On the way out, there will be a lot of negotiations, over money and even the Big East name.

"It is important," Donohue said of that name and brand, "and it will be part of all the negotiations going forward in the next couple of months."

It also is a valid question whether the name will represent a gloried past as this new venture needs to move forward. It will be interesting to see who sees the name as worth fighting for. That goes for the Big East football schools, since there literally is no shared Big East football tradition.

If both sides decide the name isn't worth fighting for, or paying for, then this weekend will go down as the end point of the Big East.

"It's sad," Wright said, reciting players and rivalries from days gone by. "It really is sad. In the same sense, though, I used to like ACC basketball . . . but that's not the same. The Big Ten's not the same. Nothing is the same. The only thing in life that's definite is change."

Wright had been outspoken about the need to move up in Big East football, to stay with the big boys so 'Nova could keep competing nationally in basketball. He hasn't seen any changes in recruiting interest through all the upheaval, he said.

"Going forward, we'll see," Wright said, noting that these schools will offer something unique that will be sold to recruits.

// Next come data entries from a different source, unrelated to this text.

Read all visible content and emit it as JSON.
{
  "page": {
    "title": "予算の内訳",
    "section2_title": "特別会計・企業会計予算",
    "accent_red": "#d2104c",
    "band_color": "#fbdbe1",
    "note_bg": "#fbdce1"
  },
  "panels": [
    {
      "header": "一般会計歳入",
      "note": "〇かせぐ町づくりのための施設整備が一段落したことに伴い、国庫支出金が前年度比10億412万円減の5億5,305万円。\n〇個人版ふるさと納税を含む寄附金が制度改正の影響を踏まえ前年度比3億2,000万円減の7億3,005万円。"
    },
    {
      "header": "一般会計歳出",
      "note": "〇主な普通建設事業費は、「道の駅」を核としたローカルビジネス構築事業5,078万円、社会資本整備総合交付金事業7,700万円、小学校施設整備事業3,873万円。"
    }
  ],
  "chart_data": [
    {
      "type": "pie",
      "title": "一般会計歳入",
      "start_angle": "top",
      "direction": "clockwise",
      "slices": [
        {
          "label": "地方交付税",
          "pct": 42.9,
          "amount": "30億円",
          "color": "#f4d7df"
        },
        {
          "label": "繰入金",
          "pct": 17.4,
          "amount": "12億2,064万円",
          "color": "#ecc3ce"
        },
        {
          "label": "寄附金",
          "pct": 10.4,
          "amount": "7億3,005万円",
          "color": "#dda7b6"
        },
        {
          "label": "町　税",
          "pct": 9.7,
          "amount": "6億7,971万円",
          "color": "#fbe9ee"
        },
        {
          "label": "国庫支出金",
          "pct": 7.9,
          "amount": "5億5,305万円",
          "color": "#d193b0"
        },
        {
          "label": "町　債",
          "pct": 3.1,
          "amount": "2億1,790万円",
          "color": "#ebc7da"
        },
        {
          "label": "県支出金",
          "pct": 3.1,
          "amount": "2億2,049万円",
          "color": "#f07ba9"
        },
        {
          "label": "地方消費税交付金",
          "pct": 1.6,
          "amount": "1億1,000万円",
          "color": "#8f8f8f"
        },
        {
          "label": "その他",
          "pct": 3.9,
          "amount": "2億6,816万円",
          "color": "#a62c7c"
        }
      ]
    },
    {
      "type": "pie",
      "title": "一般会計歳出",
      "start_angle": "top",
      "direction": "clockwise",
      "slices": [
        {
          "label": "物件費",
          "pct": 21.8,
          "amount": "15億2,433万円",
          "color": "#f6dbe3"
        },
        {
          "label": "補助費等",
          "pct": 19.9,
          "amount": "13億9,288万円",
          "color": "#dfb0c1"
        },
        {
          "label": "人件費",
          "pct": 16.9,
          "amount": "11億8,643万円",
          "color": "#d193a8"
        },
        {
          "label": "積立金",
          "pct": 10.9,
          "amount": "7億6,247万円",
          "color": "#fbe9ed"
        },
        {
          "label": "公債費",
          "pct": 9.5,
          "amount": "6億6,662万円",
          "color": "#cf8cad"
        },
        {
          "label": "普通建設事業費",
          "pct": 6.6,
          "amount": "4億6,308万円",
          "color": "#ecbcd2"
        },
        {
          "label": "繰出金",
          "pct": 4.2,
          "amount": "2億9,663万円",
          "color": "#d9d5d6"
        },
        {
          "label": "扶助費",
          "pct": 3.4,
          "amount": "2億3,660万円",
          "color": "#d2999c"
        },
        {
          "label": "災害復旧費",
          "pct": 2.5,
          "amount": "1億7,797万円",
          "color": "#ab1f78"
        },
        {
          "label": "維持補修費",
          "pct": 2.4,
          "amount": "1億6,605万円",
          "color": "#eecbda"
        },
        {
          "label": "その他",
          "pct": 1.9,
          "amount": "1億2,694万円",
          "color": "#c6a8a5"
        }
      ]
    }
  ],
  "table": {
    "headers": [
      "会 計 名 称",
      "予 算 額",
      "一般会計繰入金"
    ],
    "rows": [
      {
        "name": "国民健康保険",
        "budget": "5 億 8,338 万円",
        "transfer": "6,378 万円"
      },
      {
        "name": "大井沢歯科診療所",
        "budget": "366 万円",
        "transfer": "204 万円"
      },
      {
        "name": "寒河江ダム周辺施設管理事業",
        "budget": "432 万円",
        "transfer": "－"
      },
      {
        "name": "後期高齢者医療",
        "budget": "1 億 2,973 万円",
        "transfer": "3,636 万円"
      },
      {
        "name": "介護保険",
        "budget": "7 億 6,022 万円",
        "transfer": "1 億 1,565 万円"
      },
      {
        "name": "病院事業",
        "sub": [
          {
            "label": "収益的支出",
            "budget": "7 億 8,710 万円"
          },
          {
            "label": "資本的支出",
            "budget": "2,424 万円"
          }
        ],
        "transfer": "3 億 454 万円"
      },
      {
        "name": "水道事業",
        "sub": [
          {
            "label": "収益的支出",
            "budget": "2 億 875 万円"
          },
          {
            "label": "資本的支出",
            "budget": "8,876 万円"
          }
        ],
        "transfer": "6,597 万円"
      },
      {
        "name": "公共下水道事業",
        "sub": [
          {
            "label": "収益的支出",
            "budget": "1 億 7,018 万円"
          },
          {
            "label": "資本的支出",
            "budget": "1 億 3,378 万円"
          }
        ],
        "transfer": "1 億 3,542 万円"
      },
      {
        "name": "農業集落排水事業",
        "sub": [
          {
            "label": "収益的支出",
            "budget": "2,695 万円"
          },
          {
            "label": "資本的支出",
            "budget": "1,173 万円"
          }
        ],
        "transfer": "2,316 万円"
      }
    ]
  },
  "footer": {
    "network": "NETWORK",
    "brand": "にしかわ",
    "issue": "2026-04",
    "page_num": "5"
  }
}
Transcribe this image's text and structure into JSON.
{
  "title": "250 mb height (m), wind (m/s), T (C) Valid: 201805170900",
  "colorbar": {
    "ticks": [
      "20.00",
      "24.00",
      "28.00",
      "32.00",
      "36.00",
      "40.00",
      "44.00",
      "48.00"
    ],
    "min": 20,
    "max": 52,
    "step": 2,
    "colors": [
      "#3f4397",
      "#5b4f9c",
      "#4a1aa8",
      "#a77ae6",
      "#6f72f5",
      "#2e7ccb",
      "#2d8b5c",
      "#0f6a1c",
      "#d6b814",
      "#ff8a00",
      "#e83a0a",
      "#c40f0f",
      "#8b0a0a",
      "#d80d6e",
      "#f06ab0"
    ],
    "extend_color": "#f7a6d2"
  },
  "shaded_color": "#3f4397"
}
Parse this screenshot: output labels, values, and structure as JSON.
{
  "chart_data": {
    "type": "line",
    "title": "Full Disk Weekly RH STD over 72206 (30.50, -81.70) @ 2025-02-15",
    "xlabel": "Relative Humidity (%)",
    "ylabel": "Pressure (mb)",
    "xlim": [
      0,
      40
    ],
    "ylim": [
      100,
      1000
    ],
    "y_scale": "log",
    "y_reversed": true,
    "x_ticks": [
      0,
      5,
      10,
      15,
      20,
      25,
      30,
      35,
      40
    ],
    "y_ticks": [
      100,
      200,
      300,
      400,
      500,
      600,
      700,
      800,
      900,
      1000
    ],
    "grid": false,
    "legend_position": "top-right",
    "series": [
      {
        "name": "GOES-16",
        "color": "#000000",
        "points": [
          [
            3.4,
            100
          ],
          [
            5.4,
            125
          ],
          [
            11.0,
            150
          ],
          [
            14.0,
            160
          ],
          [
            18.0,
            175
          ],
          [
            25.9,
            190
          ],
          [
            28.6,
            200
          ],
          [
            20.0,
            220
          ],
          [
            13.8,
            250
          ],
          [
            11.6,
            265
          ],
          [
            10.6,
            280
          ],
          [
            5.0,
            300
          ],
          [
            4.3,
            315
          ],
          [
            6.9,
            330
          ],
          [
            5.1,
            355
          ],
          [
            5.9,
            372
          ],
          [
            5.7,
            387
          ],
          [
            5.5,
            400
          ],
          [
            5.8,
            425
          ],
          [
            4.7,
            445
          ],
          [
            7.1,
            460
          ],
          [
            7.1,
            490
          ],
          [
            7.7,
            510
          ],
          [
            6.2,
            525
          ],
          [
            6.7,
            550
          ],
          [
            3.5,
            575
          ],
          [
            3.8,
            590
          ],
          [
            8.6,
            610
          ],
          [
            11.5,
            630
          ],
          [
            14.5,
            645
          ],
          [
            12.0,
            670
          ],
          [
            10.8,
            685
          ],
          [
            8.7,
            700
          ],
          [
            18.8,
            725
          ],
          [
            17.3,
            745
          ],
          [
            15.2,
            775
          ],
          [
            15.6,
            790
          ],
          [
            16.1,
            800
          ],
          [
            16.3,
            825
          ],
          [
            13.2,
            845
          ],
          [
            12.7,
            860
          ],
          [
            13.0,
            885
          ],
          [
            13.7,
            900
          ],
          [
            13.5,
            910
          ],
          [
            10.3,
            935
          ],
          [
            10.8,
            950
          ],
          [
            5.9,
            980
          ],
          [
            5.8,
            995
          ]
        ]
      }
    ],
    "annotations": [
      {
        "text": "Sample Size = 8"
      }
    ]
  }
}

The Big East, it turns out, has been slowly dying since Miami, Virginia Tech, and Boston College left a decade back for the ACC. The illness wasn't always apparent since the Big East continued to dominate in basketball, its showcase sport. But most realignment moves have been chasing football dollars, or the fear of being left behind in the money chase.

"It seemed very stable - I've been in the office for seven years," Donohue said of the Big East. "Things started happening, for me at least, with the departure of Syracuse and Pittsburgh. That was the beginning. . . . Things started changing or unraveling in different ways."